La compensation des carburants et des matières premières plombe les finances publiques

Les charges de compensation atteignent le plafond. Il ne reste presque plus d’argent pour supporter les charges du deuxième semestre 2022. Le gouvernement sera contraint de piocher dans d’autres postes budgétaires. Historiquement, celui de l’investissement public est le premier ciblé.

Les prix des carburants à la pompe flambent et deviennent intolérables. Mercredi 15 juin 2022, une nouvelle hausse a été opérée. Dans les stations-services casablancaises, le prix du litre d’essence a atteint 17,78 dirhams et celui du diesel 15,63 dirhams le litre. Cela est attribué, en grande partie, à l’augmentation sans discontinuer des prix des énergies fossiles au niveau des bourses à l’international. Naturellement, l’impact sur le pouvoir d’achat des citoyens et celui sur les finances publiques pèse lourdement.

Deux options sont à craindre. La première est inhérente à l’érosion du pouvoir d’achat des citoyens, qui se contentent désormais de diminuer voire de restreindre leurs achats et leur consommation à l’essentiel. Si cette tendance à la hausse se poursuit, elle aura un incidence certaine sur la stabilité sociale et politique du pays. Du coup, le gouvernement continue de supporter les frais de compensation. La résultante est que les caisses de l’Etat se vident. On a même franchi la ligne orange.

Un arbitrage douloureux
L’augmentation des charges de la compensation s’explique, notamment, par la hausse du cours du gaz butane, qui a atteint une moyenne de 879 dollars/tonne, contre près de 520 dollars/tonne à fin mai 2021. Ces charges ont atteint 16,6 MMDH, soit un taux d’exécution de 97,7%, d’après les chiffres révélés début juin 2022 par le Trésor. Une chose est sûre: la marge de manoeuvre de l’Exécutif se réduit comme une peau de chagrin. Surtout que le cabinet Akhannouch refuse de procéder à une rectification de la loi de finances 2022, le Budget général de l’Etat.

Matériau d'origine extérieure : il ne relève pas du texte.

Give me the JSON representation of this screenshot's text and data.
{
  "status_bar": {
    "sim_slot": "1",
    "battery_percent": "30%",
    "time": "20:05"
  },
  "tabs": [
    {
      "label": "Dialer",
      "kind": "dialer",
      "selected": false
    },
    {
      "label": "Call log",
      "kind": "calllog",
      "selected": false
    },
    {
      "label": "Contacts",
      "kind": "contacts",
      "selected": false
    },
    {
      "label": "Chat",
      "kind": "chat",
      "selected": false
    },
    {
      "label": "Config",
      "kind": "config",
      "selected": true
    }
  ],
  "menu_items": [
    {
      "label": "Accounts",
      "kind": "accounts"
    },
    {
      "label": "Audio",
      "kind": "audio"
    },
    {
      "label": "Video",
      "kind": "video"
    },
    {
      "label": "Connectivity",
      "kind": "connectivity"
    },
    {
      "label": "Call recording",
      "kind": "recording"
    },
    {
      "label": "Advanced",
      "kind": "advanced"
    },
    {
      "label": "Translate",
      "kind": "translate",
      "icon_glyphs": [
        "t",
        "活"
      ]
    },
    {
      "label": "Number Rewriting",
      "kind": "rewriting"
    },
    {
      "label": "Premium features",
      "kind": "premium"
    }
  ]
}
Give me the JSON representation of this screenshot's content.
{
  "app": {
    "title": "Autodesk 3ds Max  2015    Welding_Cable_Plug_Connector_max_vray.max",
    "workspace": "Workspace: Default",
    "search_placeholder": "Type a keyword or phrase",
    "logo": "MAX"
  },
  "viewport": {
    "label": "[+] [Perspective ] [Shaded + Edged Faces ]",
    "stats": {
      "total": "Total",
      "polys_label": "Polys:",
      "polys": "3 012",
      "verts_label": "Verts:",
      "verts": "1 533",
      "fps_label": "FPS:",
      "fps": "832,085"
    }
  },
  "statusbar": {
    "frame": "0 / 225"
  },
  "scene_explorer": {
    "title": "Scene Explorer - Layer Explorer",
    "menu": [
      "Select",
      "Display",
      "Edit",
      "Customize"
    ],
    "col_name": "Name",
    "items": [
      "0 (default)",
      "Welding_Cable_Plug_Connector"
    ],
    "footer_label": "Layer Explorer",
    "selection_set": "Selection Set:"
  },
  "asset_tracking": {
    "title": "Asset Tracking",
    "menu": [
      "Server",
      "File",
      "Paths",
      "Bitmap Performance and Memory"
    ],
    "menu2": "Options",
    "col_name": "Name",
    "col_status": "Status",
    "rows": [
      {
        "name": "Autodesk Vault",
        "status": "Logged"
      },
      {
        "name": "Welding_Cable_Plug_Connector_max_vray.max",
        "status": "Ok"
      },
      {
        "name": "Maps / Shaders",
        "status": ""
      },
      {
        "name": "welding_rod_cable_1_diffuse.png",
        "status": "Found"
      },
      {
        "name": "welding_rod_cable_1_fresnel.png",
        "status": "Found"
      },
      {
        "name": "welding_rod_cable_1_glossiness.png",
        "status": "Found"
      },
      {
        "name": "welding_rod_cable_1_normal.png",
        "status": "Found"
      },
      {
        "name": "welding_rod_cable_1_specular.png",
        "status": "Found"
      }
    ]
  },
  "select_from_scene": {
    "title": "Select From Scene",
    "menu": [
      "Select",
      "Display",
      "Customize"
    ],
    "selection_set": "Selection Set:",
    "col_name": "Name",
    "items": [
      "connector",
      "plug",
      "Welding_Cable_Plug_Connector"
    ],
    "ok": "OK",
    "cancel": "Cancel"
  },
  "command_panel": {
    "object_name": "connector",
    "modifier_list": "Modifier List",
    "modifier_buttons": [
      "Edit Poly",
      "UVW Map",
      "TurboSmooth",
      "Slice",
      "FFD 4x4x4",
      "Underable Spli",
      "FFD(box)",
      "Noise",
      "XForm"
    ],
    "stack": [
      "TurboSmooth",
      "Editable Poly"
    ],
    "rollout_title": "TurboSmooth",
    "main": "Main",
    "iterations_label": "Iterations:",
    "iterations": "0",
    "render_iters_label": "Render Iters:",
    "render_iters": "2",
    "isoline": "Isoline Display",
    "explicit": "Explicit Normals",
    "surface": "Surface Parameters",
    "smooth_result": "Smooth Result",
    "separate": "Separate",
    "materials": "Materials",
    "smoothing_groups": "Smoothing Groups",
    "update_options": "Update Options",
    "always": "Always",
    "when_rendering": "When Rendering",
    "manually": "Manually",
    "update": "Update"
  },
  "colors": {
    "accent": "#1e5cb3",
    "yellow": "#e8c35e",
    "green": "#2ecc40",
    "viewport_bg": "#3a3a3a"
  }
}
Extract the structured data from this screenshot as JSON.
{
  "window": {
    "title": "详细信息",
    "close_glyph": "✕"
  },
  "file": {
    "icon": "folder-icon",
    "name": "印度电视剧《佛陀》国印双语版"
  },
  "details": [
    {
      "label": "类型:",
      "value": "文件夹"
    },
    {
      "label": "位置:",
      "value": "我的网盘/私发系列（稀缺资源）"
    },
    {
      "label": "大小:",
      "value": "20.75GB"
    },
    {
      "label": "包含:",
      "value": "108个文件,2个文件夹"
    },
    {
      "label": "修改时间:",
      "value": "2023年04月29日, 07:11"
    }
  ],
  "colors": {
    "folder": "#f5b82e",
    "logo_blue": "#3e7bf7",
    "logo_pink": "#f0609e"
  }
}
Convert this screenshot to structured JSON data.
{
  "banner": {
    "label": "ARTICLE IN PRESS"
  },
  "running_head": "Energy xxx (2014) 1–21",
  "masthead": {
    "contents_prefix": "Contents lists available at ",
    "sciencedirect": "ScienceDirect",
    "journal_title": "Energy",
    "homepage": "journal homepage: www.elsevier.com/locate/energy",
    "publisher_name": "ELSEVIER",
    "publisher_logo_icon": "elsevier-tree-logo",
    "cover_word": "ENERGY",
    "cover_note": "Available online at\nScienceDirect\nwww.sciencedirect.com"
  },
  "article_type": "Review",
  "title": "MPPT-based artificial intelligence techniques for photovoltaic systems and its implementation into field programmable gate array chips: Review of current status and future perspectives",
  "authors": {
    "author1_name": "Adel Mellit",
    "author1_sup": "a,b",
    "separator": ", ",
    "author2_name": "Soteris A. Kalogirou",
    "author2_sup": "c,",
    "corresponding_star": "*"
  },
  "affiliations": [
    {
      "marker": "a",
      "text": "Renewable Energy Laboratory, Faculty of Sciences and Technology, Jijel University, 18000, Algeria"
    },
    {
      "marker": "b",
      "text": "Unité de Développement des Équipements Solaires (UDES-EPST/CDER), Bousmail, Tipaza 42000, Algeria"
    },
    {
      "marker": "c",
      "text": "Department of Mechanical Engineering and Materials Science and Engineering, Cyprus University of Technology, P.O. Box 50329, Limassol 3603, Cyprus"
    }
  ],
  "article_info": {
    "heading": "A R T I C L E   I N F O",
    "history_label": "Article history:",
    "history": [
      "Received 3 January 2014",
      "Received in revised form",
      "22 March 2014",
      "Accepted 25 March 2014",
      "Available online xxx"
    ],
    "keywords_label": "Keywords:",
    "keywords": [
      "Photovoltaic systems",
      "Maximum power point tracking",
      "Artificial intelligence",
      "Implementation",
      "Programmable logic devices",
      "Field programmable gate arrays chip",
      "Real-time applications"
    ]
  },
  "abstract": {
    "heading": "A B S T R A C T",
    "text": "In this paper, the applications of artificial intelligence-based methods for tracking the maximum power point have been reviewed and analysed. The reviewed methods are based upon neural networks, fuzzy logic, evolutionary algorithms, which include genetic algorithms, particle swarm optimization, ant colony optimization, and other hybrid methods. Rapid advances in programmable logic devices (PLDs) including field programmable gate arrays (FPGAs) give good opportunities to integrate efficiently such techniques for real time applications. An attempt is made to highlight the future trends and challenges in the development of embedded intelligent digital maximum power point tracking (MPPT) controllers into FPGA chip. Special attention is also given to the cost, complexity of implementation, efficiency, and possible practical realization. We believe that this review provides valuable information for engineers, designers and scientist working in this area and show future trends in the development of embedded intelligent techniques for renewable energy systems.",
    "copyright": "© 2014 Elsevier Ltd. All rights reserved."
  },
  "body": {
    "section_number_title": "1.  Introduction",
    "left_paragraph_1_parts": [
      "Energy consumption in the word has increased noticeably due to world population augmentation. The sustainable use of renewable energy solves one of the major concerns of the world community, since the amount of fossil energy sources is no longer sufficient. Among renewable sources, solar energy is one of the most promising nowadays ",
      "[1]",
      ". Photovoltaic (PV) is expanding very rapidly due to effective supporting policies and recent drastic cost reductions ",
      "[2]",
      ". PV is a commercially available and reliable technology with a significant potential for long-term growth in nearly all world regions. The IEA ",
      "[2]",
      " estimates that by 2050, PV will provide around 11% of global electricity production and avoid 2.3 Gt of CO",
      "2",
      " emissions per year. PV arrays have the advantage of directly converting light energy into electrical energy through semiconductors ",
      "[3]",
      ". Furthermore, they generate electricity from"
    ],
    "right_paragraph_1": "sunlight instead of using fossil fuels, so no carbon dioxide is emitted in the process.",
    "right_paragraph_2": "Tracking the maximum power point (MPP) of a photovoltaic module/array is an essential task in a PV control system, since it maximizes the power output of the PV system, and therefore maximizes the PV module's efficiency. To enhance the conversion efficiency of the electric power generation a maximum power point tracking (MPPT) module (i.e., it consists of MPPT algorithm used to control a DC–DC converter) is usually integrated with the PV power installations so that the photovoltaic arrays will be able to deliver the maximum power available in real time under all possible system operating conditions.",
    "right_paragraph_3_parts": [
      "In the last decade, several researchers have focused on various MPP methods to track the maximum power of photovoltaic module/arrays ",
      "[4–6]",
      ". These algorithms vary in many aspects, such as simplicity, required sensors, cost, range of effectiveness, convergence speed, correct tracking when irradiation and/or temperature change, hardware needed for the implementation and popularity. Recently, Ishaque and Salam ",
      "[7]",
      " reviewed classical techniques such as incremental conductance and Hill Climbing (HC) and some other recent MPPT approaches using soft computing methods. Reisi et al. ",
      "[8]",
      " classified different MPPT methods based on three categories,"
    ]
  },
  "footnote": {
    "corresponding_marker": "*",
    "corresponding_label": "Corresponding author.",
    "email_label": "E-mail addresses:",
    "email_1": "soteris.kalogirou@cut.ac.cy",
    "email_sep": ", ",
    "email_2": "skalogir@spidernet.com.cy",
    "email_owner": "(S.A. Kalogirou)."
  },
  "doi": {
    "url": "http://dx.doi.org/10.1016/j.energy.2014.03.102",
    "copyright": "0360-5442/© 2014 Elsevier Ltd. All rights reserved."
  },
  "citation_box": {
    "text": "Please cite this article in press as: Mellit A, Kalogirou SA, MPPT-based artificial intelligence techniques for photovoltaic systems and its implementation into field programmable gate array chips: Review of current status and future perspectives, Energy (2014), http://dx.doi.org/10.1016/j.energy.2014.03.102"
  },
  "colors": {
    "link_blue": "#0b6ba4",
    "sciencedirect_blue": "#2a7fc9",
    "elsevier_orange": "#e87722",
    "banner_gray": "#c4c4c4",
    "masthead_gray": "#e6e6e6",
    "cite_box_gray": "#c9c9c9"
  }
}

La loi de finances au titre de l’exercice 2022 a été élaborée sur la base des hypothèses d’un prix moyen du gaz butane de 450 dollars la tonne et un prix moyen du baril de pétrole de 80 dollars. A cela s’ajoute le fait que sur les marchés mondiaux, les prix des céréales et des hydrocarbures connaissent une flambée. Au gré du développement de la guerre en Ukraine, les marchés énergétiques et agricoles ont été soumis à une très forte volatilité des prix avec l’agitation de l’épouvantail d’une rupture des approvisionnements. Le prix du baril de Brent poursuit son ascension folle.

Les charges de compensation atteignent le plafond. C’est dire qu’il ne reste plus d’argent pour supporter les charges du deuxième semestre 2022. Le gouvernement n’a pas mille solutions. Il sera contraint de piocher dans d’autres postes budgétaires. Celui de l’investissement public est historiquement le premier ciblé. Et à coup sûr, cette année ne dérogera pas à la règle.

Ce qui va se passer, c’est qu’une partie de ce budget sera gelée, voire annulée. Ce qui ne sera pas sans conséquences sur l’état de santé financière du pays et sur la relance économique tant attendue. Il est notoire que l’investissement public est la locomotive qui tire l’investissement privé et, partant, le marché de l’emploi. Le gouvernement doit faire donc un arbitrage douloureux. La question qui reste suspendue: à quel prix ?.